Herr Bundeskanzler, Sie haben nach der verlorenen Wahl den Bundestag aufgelöst und vorgezogene Neuwahlen initiiert. Kann man in Deutschland nur mit NRW Kanzler werden oder bleiben? SCHRÖDER Das ist etwas übertrieben. Aber das größte Bundesland hat auch in der Bundespolitik immer eine bestimmte Bedeutung. Ich glaube nicht, dass die Agenda 2010 die Hauptursache für die Niederlage war, sondern die Tatsache, dass sich Teile der SPD von ihrer eigenen Regierungspolitik distanzieren. Wer sich selbst nicht vertraut, dem vertraut man nicht. Wenn wir zusammen mit den Gewerkschaften gestanden hätten, dann hätten wir auch die Früchte der Reformen einfahren können. Und die positiven Konsequenzen werden ja heute nicht bestritten. Man muss aber zu dem stehen, was man macht. Die SPD wäre heute in einer ganz anderen Position.

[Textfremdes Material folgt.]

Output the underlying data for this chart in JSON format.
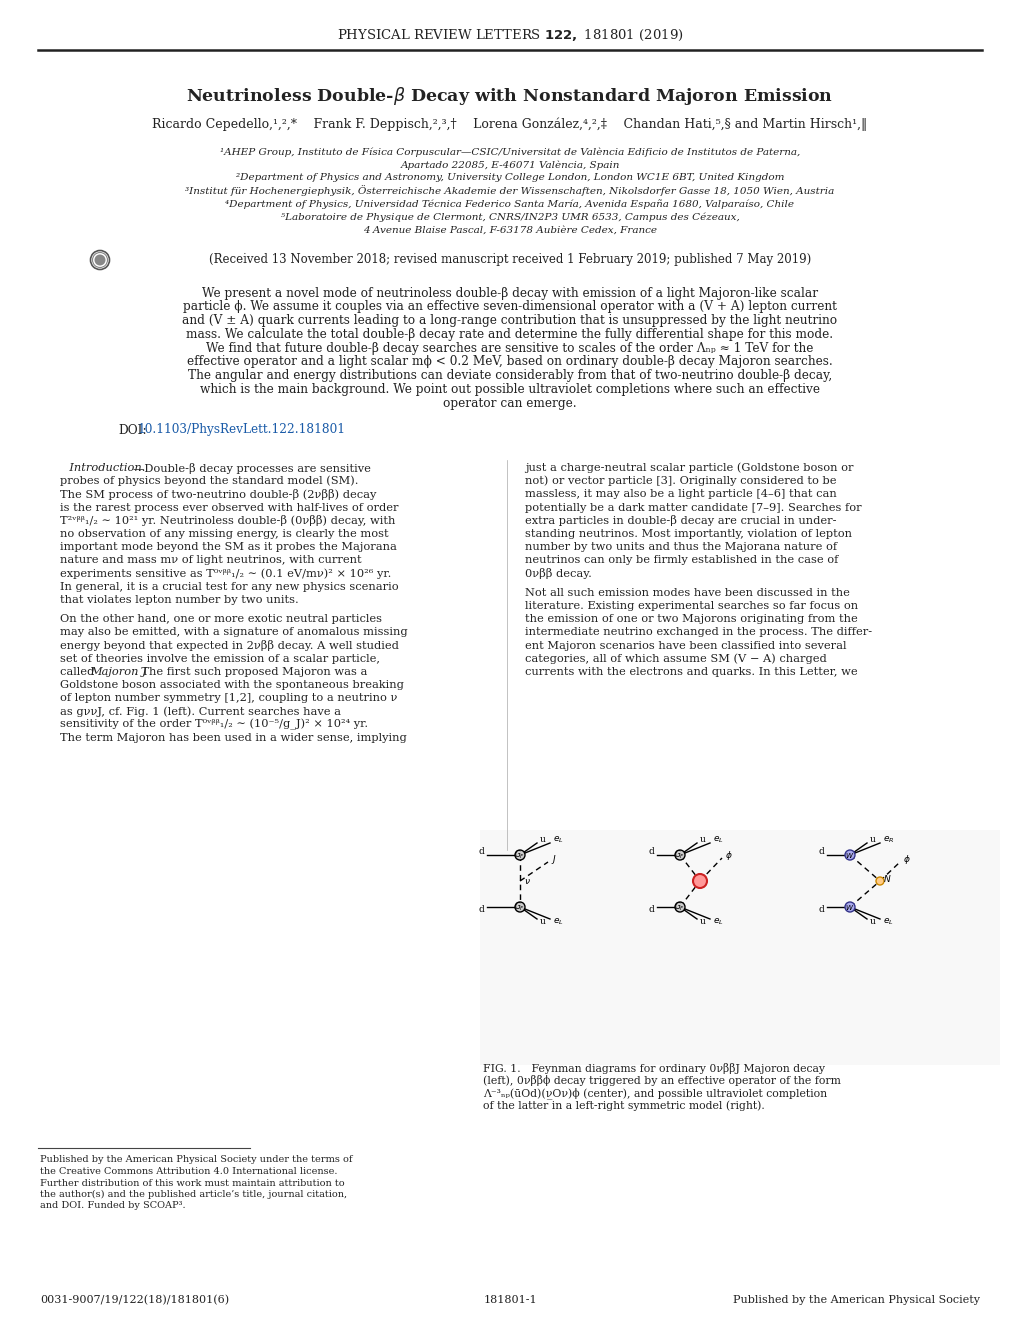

Haben Sie die Entscheidung 2005 bereut? SCHRÖDER Nein, überhaupt nicht. Man muss sich fragen, was ist politische Führung? Das heißt, man kämpft darum, sein Programm in der Regierung umzusetzen. Politische Führung bedeutet aber auch, in einer Frage von nationaler Bedeutung, wie es der Kampf gegen die Massenarbeitslosigkeit 2003 war, gegen Teile der eigenen Partei oder der Bevölkerung Überzeugungen durchzusetzen. Und damit notfalls das Risiko einzugehen, Wahlen zu verlieren.
Wir erleben in der SPD viele Absagen von Ministern und Ministerpräsidenten, die nicht als Vorsitzende antreten wollen. Sie haben am Zaun des Kanzleramts gerüttelt. Fassen Sie sich da nicht an den Kopf?

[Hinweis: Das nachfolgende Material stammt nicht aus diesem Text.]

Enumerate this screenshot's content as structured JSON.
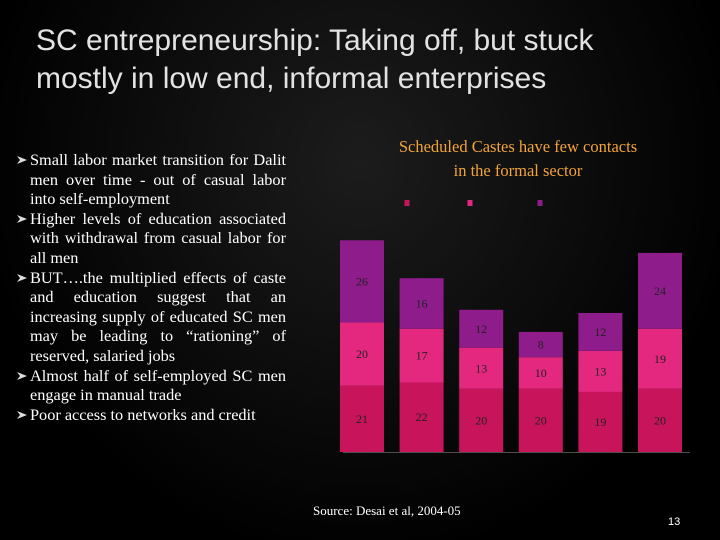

SCHRÖDER Ich will zu den Kandidaten nichts sagen. Ich habe ja selbst als Kanzler darunter gelitten, dass die Altvorderen mir öffentliche Ratschläge gegeben haben. Aber generell kann ich sagen: Diese langwierige Form von Führungsfindung liegt mir nicht.
Der Zwang zur Doppelspitze ist nicht Ihre Welt, oder?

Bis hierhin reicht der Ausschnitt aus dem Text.